Always try something new, make changes to existing processes in your work or hobby. For example, take up a new sport. Meet new people and make new friends. Develop an interest in new genres of literature, try watching unfamiliar films or listening to music from someone else’s playlist. Develop new skills, do things that develop your imagination and help you create something new.

Laziness

If you observe social networks, you will notice that laziness is almost cultivated. They joke about it, they compete to see who is the laziest. This erases an important fact: laziness is definitely a negative quality. It leads to the fact that a person cannot force himself to do anything, even what is really necessary. Because of this, life becomes boring and monotonous.

It’s worth asking yourself: why has my life become boring? Because there really is no time? Or are all your free minutes spent reviewing endless news on your social media feed? Is the evening devoted to aimlessly wandering through TV channels?

To overcome laziness, you first have to make an effort and force yourself to do something. To make it easier, you need to learn to enjoy the process, even from doing the most boring work. It’s worth giving yourself the mindset: action is better than inactivity.

You are chasing many goals at once

In order to maintain a keen interest and passion for your business or hobby, realize your goals one by one. After all, if you try to do everything at once, you will quickly begin to feel tired, physically and psychologically.

In this state, will you be able to enjoy life and fulfill your goals in your plan? No, the process will be slow and cumbersome.

Break down each goal into small, achievable tasks.

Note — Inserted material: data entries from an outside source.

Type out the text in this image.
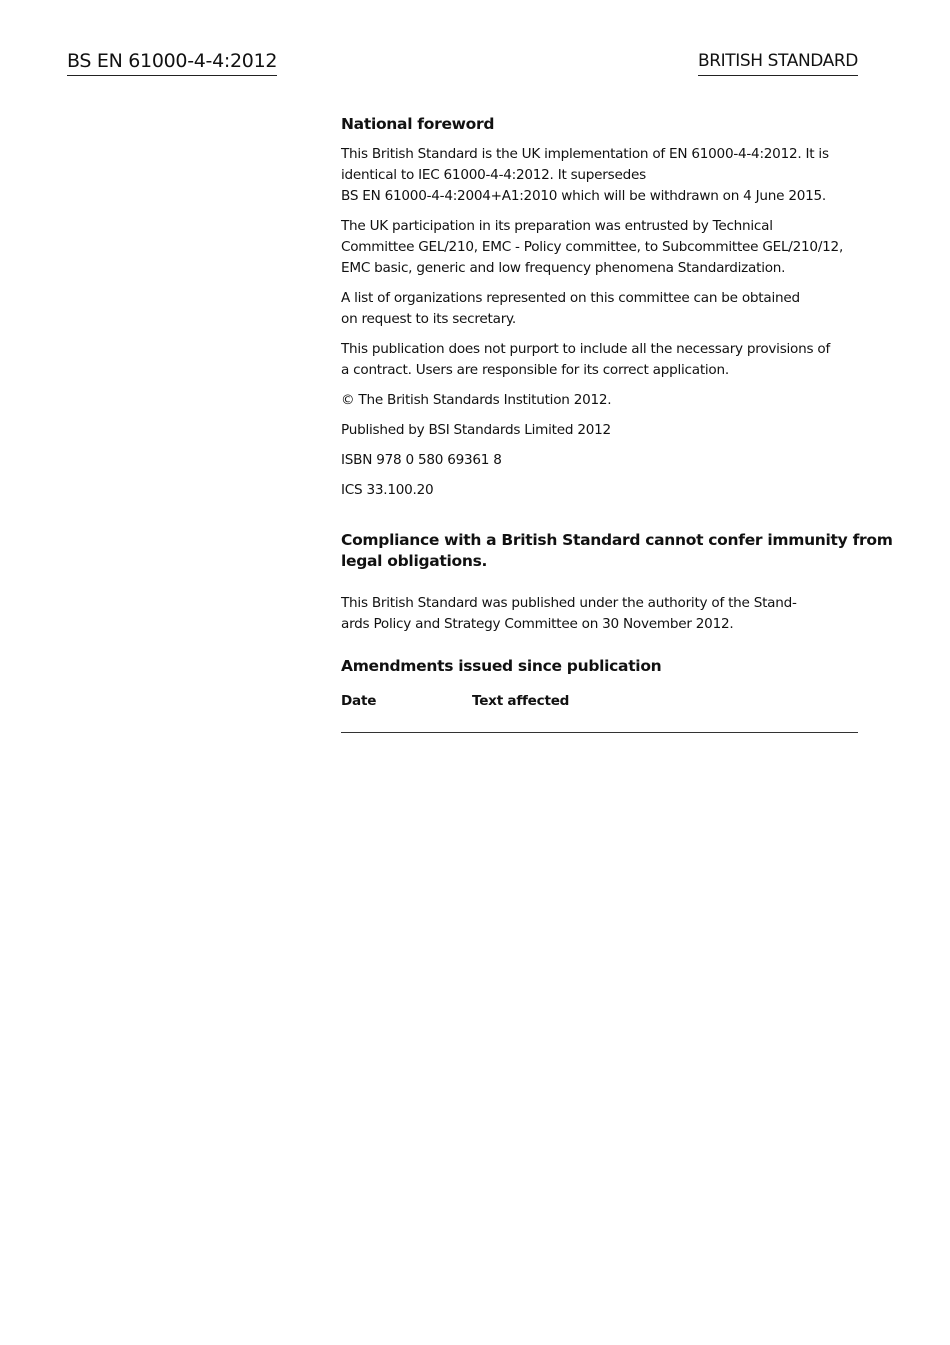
BS EN 61000-4-4:2012	BRITISH STANDARD
National foreword
This British Standard is the UK implementation of EN 61000-4-4:2012. It is
identical to IEC 61000-4-4:2012. It supersedes
BS EN 61000-4-4:2004+A1:2010 which will be withdrawn on 4 June 2015.
The UK participation in its preparation was entrusted by Technical
Committee GEL/210, EMC - Policy committee, to Subcommittee GEL/210/12,
EMC basic, generic and low frequency phenomena Standardization.
A list of organizations represented on this committee can be obtained
on request to its secretary.
This publication does not purport to include all the necessary provisions of
a contract. Users are responsible for its correct application.
© The British Standards Institution 2012.
Published by BSI Standards Limited 2012
ISBN 978 0 580 69361 8
ICS 33.100.20
Compliance with a British Standard cannot confer immunity from
legal obligations.
This British Standard was published under the authority of the Stand-
ards Policy and Strategy Committee on 30 November 2012.
Amendments issued since publication
Date	Text affected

This will give you more strength to work in one direction at a fast pace. Thanks to focus, you will quickly “conquer” one goal and move on to another.

Change the scenery

Almost all people are tired of monotonous life. Everything is already familiar and known, so it begins to seem that nothing new will happen. There will be no prospects and the future will not get better. This is where personal dissatisfaction with life arises. In such cases, psychologists recommend changing the environment in order to relax, get new impressions and recharge with positive emotions. This is very good advice. By following it, you can significantly improve your mood.

If you can take a break from work, you can go on a trip. But time should be spent outside the hotel walls. A great idea would be to visit natural beauty (deserts, mountains, steppes, jungles), castles, palaces or unique national holidays (Venice Carnival, German Oktoberfest, Hindu Holi - the festival of colors) with an experienced guide.

If you don’t have extra finances, you don’t have to go on an expensive trip. You can visit local history and art museums, antique souvenir shops, national gardens, and parks within the city. Yes, it’s elementary - go to the beach, to the cinema, swimming pool, bowling and other entertainment venues. The main thing is to visit a new place.

Find your favorite thing

If you’re tired of being, it means you don’t have a job you adore that makes you want to live. Therefore, you need to find your purpose, your favorite thing. Those who have it do not have negative thoughts, psychological and physical problems. If you have an entrepreneurial spirit, then you need to try and experiment. Then there will be not only money, but also success, happiness, meaning in life and the opportunity to give happiness to others.